43 First, the discontinuance occurred in circumstances in which Chattan Projects could not have succeeded in its application due to the lack of power for the court to make the orders sought. Chattan Projects has, in effect, been unsuccessful.14 I bear in mind that the fundamental flaw in Chattan Projects' application was a simple matter raised by the Court rather than the parties. However, I doubt whether the application would have been discontinued earlier even if this point had been raised by Mr Turner. The issue of lack of power to make the orders sought was never accepted by Chattan Projects and the solicitor for Chattan Projects sought to discontinue only on the basis that the District Court would be a more expedient forum for the application. Nevertheless, the solicitor for Chattan Projects accepted that he could have commenced the application for a freezing order in the District Court at the time he brought, or contemplated, the District Court action.
44 Secondly, even apart from the issue of power raised by the Court, Chattan Projects' application was weak for the reasons that I have explained.

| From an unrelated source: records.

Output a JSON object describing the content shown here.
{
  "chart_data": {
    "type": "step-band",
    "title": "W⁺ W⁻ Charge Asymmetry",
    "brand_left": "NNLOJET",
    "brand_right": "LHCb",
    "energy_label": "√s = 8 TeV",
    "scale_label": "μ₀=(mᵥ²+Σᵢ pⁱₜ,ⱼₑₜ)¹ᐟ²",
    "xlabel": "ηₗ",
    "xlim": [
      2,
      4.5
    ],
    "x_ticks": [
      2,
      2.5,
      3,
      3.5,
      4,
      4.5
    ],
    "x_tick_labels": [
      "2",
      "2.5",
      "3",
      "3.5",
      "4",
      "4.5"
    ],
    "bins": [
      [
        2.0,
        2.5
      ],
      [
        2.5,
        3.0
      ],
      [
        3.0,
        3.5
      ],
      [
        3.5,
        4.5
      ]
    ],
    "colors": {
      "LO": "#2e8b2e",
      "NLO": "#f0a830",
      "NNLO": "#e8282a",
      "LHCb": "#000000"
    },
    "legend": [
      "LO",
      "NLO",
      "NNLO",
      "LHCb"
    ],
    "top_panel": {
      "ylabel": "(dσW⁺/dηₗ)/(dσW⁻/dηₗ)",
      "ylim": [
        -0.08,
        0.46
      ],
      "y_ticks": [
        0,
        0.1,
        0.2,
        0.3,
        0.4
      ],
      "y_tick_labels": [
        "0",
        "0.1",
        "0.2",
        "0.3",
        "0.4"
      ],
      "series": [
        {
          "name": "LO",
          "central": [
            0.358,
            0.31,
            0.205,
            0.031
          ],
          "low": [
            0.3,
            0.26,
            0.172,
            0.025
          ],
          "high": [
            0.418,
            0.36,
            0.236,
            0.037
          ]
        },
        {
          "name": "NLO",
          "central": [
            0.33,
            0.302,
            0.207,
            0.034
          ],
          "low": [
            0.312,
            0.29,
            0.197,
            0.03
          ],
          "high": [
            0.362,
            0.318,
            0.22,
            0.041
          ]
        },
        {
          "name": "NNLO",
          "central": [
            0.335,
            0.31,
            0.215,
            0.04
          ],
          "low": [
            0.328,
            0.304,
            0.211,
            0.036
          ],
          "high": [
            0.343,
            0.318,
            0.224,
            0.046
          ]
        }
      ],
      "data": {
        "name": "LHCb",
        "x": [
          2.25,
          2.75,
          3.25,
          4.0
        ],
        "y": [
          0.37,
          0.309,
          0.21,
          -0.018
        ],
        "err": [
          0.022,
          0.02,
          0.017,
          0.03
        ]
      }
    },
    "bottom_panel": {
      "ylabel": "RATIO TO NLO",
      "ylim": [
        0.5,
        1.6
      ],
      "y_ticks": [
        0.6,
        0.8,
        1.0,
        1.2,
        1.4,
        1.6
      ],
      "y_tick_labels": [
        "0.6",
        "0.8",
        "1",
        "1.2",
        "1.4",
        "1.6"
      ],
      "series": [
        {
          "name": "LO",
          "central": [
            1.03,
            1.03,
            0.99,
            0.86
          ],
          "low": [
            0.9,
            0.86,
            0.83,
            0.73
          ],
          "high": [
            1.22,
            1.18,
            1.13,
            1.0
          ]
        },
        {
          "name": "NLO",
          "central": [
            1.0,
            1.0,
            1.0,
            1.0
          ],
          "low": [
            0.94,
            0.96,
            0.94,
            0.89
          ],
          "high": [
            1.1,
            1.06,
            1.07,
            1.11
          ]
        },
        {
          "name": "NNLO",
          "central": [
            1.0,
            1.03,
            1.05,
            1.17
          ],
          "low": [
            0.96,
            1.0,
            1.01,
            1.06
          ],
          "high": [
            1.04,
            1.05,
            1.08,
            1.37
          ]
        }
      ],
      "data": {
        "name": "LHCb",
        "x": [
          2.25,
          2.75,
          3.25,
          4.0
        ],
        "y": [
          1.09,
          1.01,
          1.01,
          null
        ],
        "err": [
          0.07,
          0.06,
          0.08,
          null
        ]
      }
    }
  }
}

Although the application was reasonably simple, any legitimate goal of the application was not proportionate to the strength of the applicant's case, the sums of money involved, and the time and legal costs involved in the manner that the application was pursued.
45 In my broad brush assessment of the costs of the application in all of the circumstances of this case, and in light of a comparison with the usual run of special appointments by chamber summons, I consider that the appropriate amount by which the costs should be fixed is $2,000.
46 The order I make is that Chattan Projects pay the costs of Mr Turner concerning the 25 November 2014 special appointment, fixed at $2,000.
1 Affidavit of Mr Smith sworn 12 August 2014 [27].
2 See Rules of the Supreme Court 1971 (WA) O 52A r 5(4)(b)(ii).
3 Special appointment hearing, 25 November 2014.
4 Affidavit of Mr Turner sworn 1 October 2014, Attachment LGT 1.
5 Affidavit of Mr Turner sworn 19 September 2014 [8].
6Cardile v LED Builders Pty Ltd [1999] HCA 18; (1999) 198 CLR 380, 403 - 404 (Gaudron, McHugh, Gummow & Callinan JJ).
7Frigo v Culhaci [1998] NSWCA 88 (Mason P, Sheller JA, Sheppard AJA).
8Tagget v Sexton [2009] NSWCA 91; (2009) 255 ALR 522, 533 [58] (Beazley JA).
9PT Bayan Resources TBK v BCBC Singapore Pte Ltd [2014] WASCA 178 [78].
10Jackson v Sterling Industries Ltd [1987] HCA 23; (1987) 162 CLR 612, 619, 625 – 626 (Deane J); Cardile v LED Builders Pty Ltd [1999] HCA 18; (1999) 198 CLR 380, 401 [43] (Gaudron, McHugh, Gummow & Callinan JJ).
11Harlap v Rosepoint Nominees Pty Ltd [2009] WASC 241.
12Harlap v Rosepoint Nominees Pty Ltd [2009] WASC 241 [11].
13 See Re Minister for Immigration and Ethnic Affairs; Ex parte Lai Qin [1997] HCA 6; (1997) 186 CLR 622, 625 (McHugh J).
14Walter v Buckeridge [No 4] [2011] WASC 313 [13] - [15] (Le Miere J).